I wish that the tagging functionality in Evernote did allow for some hierarchical organization, if only for the sake of having a neater-looking and more navigable tag page. I can imagine that for projects longer and larger than this one, the tag page in Evernote gets very messy, very fast. I also wish that I had spent a little more time developing my tagging system. Some tags ended up referring to too many notes to be of much use, and I wasn’t always consistent about applying both subject- and format-related tags to notes. (This is another example of how hierarchical tagging in Evernote would be useful: I could tag notes related to people or places as “visual” or “non-visual,” depending upon whether they included illustrations that I could use in my archive or exhibit.) I’ll keep that lesson in mind when I begin organizing my capstone research.

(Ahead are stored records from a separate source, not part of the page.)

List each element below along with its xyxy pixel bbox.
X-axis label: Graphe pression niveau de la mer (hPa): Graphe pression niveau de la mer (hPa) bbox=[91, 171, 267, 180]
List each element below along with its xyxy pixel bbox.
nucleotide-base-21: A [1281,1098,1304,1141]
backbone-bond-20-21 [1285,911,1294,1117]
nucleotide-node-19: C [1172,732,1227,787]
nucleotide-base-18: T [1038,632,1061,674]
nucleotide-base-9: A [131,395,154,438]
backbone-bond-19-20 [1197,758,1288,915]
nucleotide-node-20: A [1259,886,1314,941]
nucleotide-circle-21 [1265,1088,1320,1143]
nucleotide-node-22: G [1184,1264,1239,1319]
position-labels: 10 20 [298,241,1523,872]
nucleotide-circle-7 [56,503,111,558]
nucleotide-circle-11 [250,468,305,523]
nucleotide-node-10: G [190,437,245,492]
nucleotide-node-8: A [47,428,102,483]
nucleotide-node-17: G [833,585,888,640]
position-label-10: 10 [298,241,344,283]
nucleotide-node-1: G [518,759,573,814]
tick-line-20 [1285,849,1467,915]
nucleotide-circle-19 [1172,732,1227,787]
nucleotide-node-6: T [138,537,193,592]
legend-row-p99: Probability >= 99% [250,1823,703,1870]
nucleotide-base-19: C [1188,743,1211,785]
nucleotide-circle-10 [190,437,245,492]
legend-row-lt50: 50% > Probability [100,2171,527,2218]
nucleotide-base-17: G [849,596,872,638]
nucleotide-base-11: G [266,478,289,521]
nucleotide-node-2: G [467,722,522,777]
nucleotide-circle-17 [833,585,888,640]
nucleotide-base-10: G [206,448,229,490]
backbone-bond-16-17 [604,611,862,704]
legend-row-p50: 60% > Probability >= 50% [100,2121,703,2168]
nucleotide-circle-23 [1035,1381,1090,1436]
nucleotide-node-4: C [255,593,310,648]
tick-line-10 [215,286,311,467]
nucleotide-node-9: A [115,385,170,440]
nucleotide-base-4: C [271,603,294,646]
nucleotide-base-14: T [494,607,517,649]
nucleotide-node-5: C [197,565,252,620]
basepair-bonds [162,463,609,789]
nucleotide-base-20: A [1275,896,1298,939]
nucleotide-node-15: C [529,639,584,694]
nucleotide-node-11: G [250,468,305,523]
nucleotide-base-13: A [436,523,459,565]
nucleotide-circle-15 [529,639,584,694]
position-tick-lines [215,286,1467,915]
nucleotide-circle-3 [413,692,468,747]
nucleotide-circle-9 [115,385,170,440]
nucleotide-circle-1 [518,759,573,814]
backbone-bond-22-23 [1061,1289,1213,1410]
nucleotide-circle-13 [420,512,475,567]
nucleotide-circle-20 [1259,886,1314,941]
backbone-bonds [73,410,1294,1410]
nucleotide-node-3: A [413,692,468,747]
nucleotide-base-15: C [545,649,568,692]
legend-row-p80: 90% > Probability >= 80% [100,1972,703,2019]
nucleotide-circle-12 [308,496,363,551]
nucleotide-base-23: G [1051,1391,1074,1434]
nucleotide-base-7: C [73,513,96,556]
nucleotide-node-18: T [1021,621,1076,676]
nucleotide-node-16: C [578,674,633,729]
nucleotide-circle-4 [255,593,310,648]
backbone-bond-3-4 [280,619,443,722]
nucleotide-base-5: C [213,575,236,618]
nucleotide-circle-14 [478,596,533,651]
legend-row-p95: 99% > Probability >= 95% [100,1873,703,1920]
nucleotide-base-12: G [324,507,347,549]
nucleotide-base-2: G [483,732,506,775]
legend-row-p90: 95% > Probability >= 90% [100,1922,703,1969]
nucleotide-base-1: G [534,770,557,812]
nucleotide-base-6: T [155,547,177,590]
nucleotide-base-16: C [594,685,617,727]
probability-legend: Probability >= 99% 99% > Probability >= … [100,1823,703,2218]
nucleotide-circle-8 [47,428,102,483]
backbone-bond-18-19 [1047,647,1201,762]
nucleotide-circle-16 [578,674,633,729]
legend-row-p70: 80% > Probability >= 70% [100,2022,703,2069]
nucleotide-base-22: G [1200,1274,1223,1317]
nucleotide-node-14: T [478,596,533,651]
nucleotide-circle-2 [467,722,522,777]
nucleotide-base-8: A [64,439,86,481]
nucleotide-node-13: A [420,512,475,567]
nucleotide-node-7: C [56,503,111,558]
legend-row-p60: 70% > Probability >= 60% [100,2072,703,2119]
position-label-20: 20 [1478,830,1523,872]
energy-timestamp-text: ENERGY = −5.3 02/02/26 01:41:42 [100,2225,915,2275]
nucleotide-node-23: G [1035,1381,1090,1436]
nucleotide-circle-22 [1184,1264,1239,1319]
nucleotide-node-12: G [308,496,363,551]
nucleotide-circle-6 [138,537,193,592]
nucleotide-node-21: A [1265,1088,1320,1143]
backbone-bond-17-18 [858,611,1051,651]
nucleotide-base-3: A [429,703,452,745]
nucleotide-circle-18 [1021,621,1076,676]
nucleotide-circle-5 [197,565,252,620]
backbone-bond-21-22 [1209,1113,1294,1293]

I did not end up using Evernote to draft my blog posts or exhibit text. I need a visually “quiet” desktop environment for writing, and Evernote just has too many things going on that catch my attention and distract me. I also did not use Evernote to store most of the items I used in my digital archive, since the free version only permits a ludicrously small amount of data to be imported every month, and I’m pretty sure a single TIFF would exceed that allowance. Even the relatively low resolution JPEG photographs of archival materials that I took on my phone were too large to import in a single month. At least the Web Clipper can download PDFs directly into Evernote without using the imported data allowance! I would probably have stopped using Evernote if that function didn’t exist.
One other slight roadblock to using Evernote as the one database to rule them all was the fact that I ended up needing to use several books in my research. It would be really great if Evernote had a mobile application similar to the Web Clipper, which provided document scanning and OCR functionality through smartphone cameras. The fact that this doesn’t exist yet makes me think that it’s because of (everyone’s favorite!) copyright law. The Web Clipper can download PDFs exported by academic publishers’ databases, but it doesn’t work even for single (full) pages of books in ebrary or other access platforms for e-books which are still under copyright. Evernote’s Web Clipper is only one of many content-scraping web tools which have various legitimate and nefarious applications, and which publishers’ digital rights management software is built to block. Print books don’t have the same DRM software built in, but Evernote’s developers could still be sued by publishers for facilitating users’ copyright infringement if they did provide a document-scanning app like the one I described above.
Evernote is not a perfect solution, but no software ever is. Furthermore, most of my frustration with the software was the result of my being too cheap to upgrade to a paid version, and I recognize that it’s not entirely fair to blame the product itself for the business model which supports it. It would be nice to have a free, open-source platform with similar functionality to Evernote. After my experience using Evernote for this class, I plan to investigate those options further before I begin the research for my capstone project next semester. However, if that search is unsuccessful, I’ll probably pony up the $50 for a yearlong Evernote subscription.